Uncertainty over US trade policies may dampen sentiment and reduce capital expenditures in Asia. To counter Trump’s potential isolationist stance, Asian nations might need to bolster intra-regional trade and forge new partnerships, PineBridge Investments suggests.

In an analysis, the asset manager identified the Asian countries that are winners and losers of Trump’s trade policies. It indicates that only a limited number of issuers in Asia’s credit markets will be directly affected by the expected tariffs. “We estimate that only 2.5% of issuers in the JP Morgan Asia Credit (JACI) Index derive over 10% of their revenue from the US and may feel a direct impact. These issuers are mainly in the industrial, consumer, and TMT (telecommunications, media, and technology) sectors in China, Taiwan, Korea, and India,” says Andy Suen, Co-Head of Asia Fixed Income at Pinebridge Investments.

Suen explains that even among issuers exposed to US tariffs, many have measures in place to mitigate the impact. Korean automakers, for example, produce heavily in the US, limiting exposure. Taiwanese tech firms are expanding production in the US and Europe.
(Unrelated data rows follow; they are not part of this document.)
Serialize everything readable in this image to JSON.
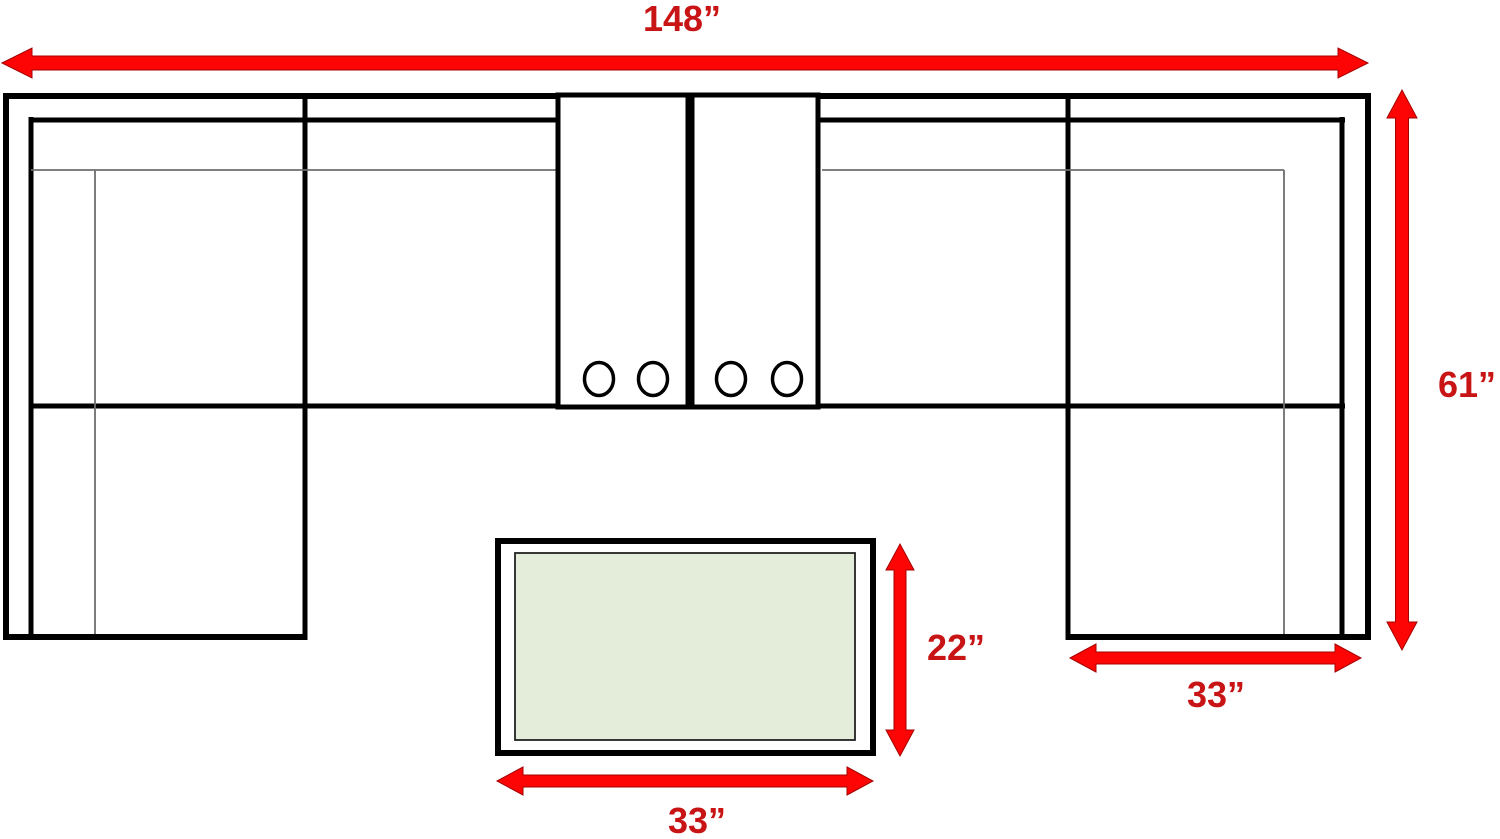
{
  "diagram": {
    "type": "sectional-sofa-dimension-plan",
    "background": "#ffffff",
    "colors": {
      "outline": "#000000",
      "seam_gray": "#6e6e6e",
      "arrow_fill": "#fe0505",
      "arrow_stroke": "#a40000",
      "label_red": "#c81414",
      "ottoman_top_fill": "#e4ecda"
    },
    "dimensions": [
      {
        "id": "overall-width",
        "label": "148”",
        "orientation": "horizontal"
      },
      {
        "id": "overall-depth",
        "label": "61”",
        "orientation": "vertical"
      },
      {
        "id": "ottoman-depth",
        "label": "22”",
        "orientation": "vertical"
      },
      {
        "id": "ottoman-width",
        "label": "33”",
        "orientation": "horizontal"
      },
      {
        "id": "right-chaise-width",
        "label": "33”",
        "orientation": "horizontal"
      }
    ],
    "features": {
      "console_count": 2,
      "cup_holder_count": 4,
      "pieces": [
        "left-chaise",
        "left-seat",
        "console-1",
        "console-2",
        "right-seat",
        "right-chaise",
        "ottoman"
      ]
    }
  }
}
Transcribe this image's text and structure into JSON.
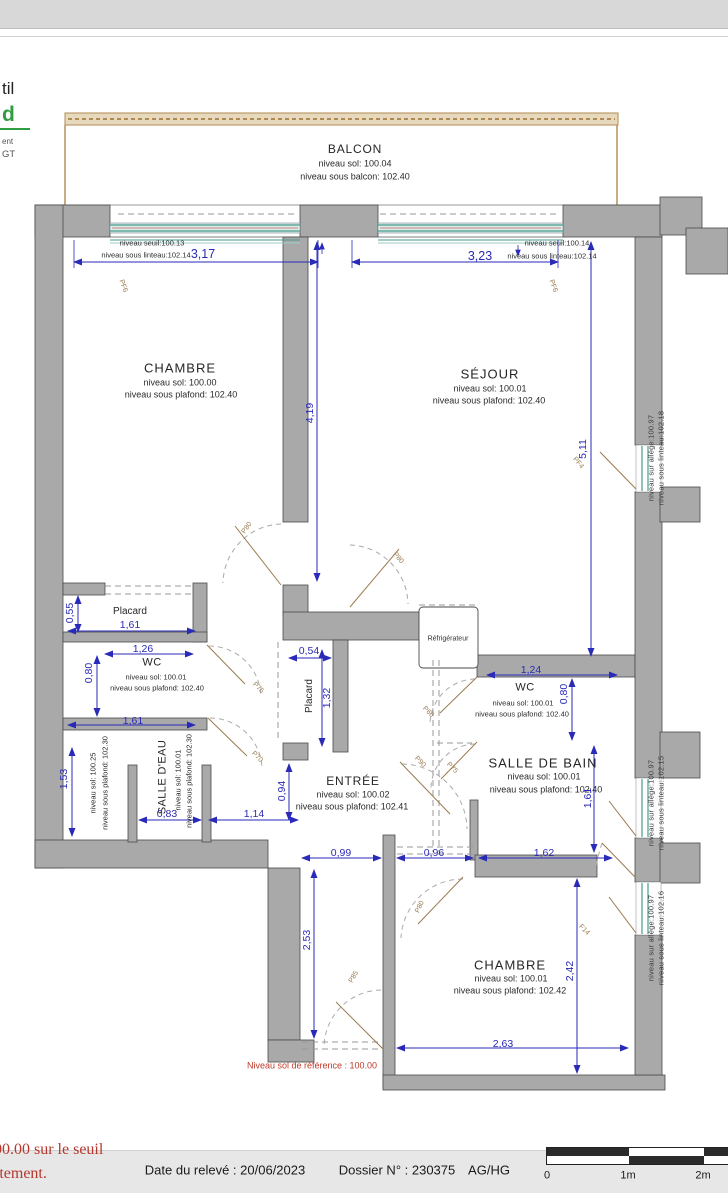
{
  "header": {
    "logo": {
      "frag1": "til",
      "frag2": "d",
      "frag3": "ent",
      "frag4": "GT"
    }
  },
  "balcony": {
    "title": "BALCON",
    "sol": "niveau sol: 100.04",
    "sous_balcon": "niveau sous balcon: 102.40"
  },
  "top_windows": {
    "left": {
      "seuil": "niveau seuil:100.13",
      "linteau": "niveau sous linteau:102.14",
      "dim": "3,17",
      "code": "PF6"
    },
    "right": {
      "seuil": "niveau seuil:100.14",
      "linteau": "niveau sous linteau:102.14",
      "dim": "3,23",
      "code": "PF6"
    }
  },
  "rooms": {
    "chambre1": {
      "name": "CHAMBRE",
      "sol": "niveau sol: 100.00",
      "plafond": "niveau sous plafond: 102.40"
    },
    "sejour": {
      "name": "SÉJOUR",
      "sol": "niveau sol: 100.01",
      "plafond": "niveau sous plafond: 102.40"
    },
    "placard1": {
      "name": "Placard"
    },
    "wc1": {
      "name": "WC",
      "sol": "niveau sol: 100.01",
      "plafond": "niveau sous plafond: 102.40"
    },
    "placard2": {
      "name": "Placard"
    },
    "salle_eau": {
      "name": "SALLE D'EAU",
      "sol": "niveau sol: 100.01",
      "plafond": "niveau sous plafond: 102.30",
      "sol_gaine": "niveau sol: 100.25",
      "plafond_gaine": "niveau sous plafond: 102.30"
    },
    "entree": {
      "name": "ENTRÉE",
      "sol": "niveau sol: 100.02",
      "plafond": "niveau sous plafond: 102.41"
    },
    "wc2": {
      "name": "WC",
      "sol": "niveau sol: 100.01",
      "plafond": "niveau sous plafond: 102.40"
    },
    "sdb": {
      "name": "SALLE DE BAIN",
      "sol": "niveau sol: 100.01",
      "plafond": "niveau sous plafond: 102.40"
    },
    "chambre2": {
      "name": "CHAMBRE",
      "sol": "niveau sol: 100.01",
      "plafond": "niveau sous plafond: 102.42"
    },
    "fridge": {
      "name": "Réfrigérateur"
    }
  },
  "dims": {
    "w1": "3,17",
    "w2": "3,23",
    "h_chambre1": "4,19",
    "h_sejour": "5,11",
    "placard1_h": "0,55",
    "placard1_w": "1,61",
    "wc1_w": "1,26",
    "wc1_h": "0,80",
    "placard2_w": "0,54",
    "placard2_h": "1,32",
    "wc2_w": "1,24",
    "wc2_h": "0,80",
    "se_w": "1,61",
    "se_h": "1,53",
    "se_w2": "0,83",
    "se_pass": "1,14",
    "entree_h": "0,94",
    "pass1": "0,99",
    "pass2": "0,96",
    "sdb_w": "1,62",
    "sdb_h": "1,61",
    "corridor_h": "2,53",
    "chambre2_h": "2,42",
    "chambre2_w": "2,63"
  },
  "codes": {
    "window1": "PF6",
    "window2": "PF6",
    "window_sejour": "PF4",
    "window_chambre2": "F14",
    "door_chambre1": "P80",
    "door_sejour": "P80",
    "door_wc1": "P75",
    "door_salle_eau": "P70",
    "door_wc2": "P66",
    "door_entree": "P90",
    "door_sdb": "P75",
    "door_chambre2": "P80",
    "door_corridor": "P85"
  },
  "levels_right": {
    "sejour": {
      "allege": "niveau sur allège:100.97",
      "linteau": "niveau sous linteau:102.18"
    },
    "sdb": {
      "allege": "niveau sur allège:100.97",
      "linteau": "niveau sous linteau:102.15"
    },
    "chambre2": {
      "allege": "niveau sur allège:100.97",
      "linteau": "niveau sous linteau:102.16"
    }
  },
  "notes": {
    "reference": "Niveau sol de référence : 100.00",
    "partial_line1": "00.00 sur le seuil",
    "partial_line2": "rtement."
  },
  "footer": {
    "date": "Date du relevé : 20/06/2023",
    "dossier": "Dossier N° : 230375",
    "authors": "AG/HG",
    "scale0": "0",
    "scale1": "1m",
    "scale2": "2m"
  }
}
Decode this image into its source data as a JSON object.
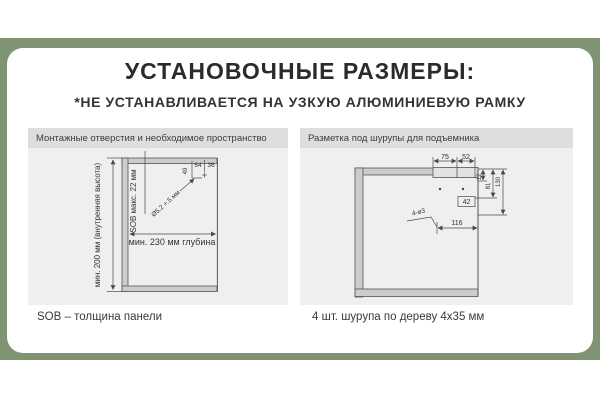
{
  "page": {
    "title": "УСТАНОВОЧНЫЕ РАЗМЕРЫ:",
    "subtitle": "*НЕ УСТАНАВЛИВАЕТСЯ НА УЗКУЮ АЛЮМИНИЕВУЮ РАМКУ"
  },
  "colors": {
    "accent_green": "#7e9472",
    "panel_header": "#dedede",
    "panel_body": "#efefef",
    "wall_fill": "#cccccc",
    "line": "#4a4a4a"
  },
  "left_panel": {
    "header": "Монтажные отверстия и необходимое пространство",
    "caption": "SOB – толщина панели",
    "dims": {
      "inner_height": "мин. 200 мм (внутренняя высота)",
      "sob_thickness": "SOB макс. 22 мм",
      "depth": "мин. 230 мм глубина",
      "hole_diameter": "Ø5.2 +.5 мм",
      "d49": "49",
      "d64": "64",
      "d36": "36"
    }
  },
  "right_panel": {
    "header": "Разметка под шурупы для подъемника",
    "caption": "4 шт. шурупа по дереву 4х35 мм",
    "dims": {
      "d75": "75",
      "d52": "52",
      "d12": "12",
      "d81": "81",
      "d130": "130",
      "d42": "42",
      "d116": "116",
      "holes": "4-ø3"
    }
  }
}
A Chinese battery maker collaborates with US original equipment manufacturers through a licensing and royalty model. Meanwhile, companies with strong technological leadership remain resilient due to high demand, and some issuers in Southeast Asia and India stand to gain from supply chain shifts, PineBridge suggests.

“We expect Asia credit issuers to stay resilient on the whole, with strong balance sheets and improving access to cheaper funding both locally and internationally,” Suen concludes. “Notably, Asia investment grade (IG) corporate leverage has remained steady and is lower than that in developed markets, while Asia high yield (HY) default rates continue to trend down.”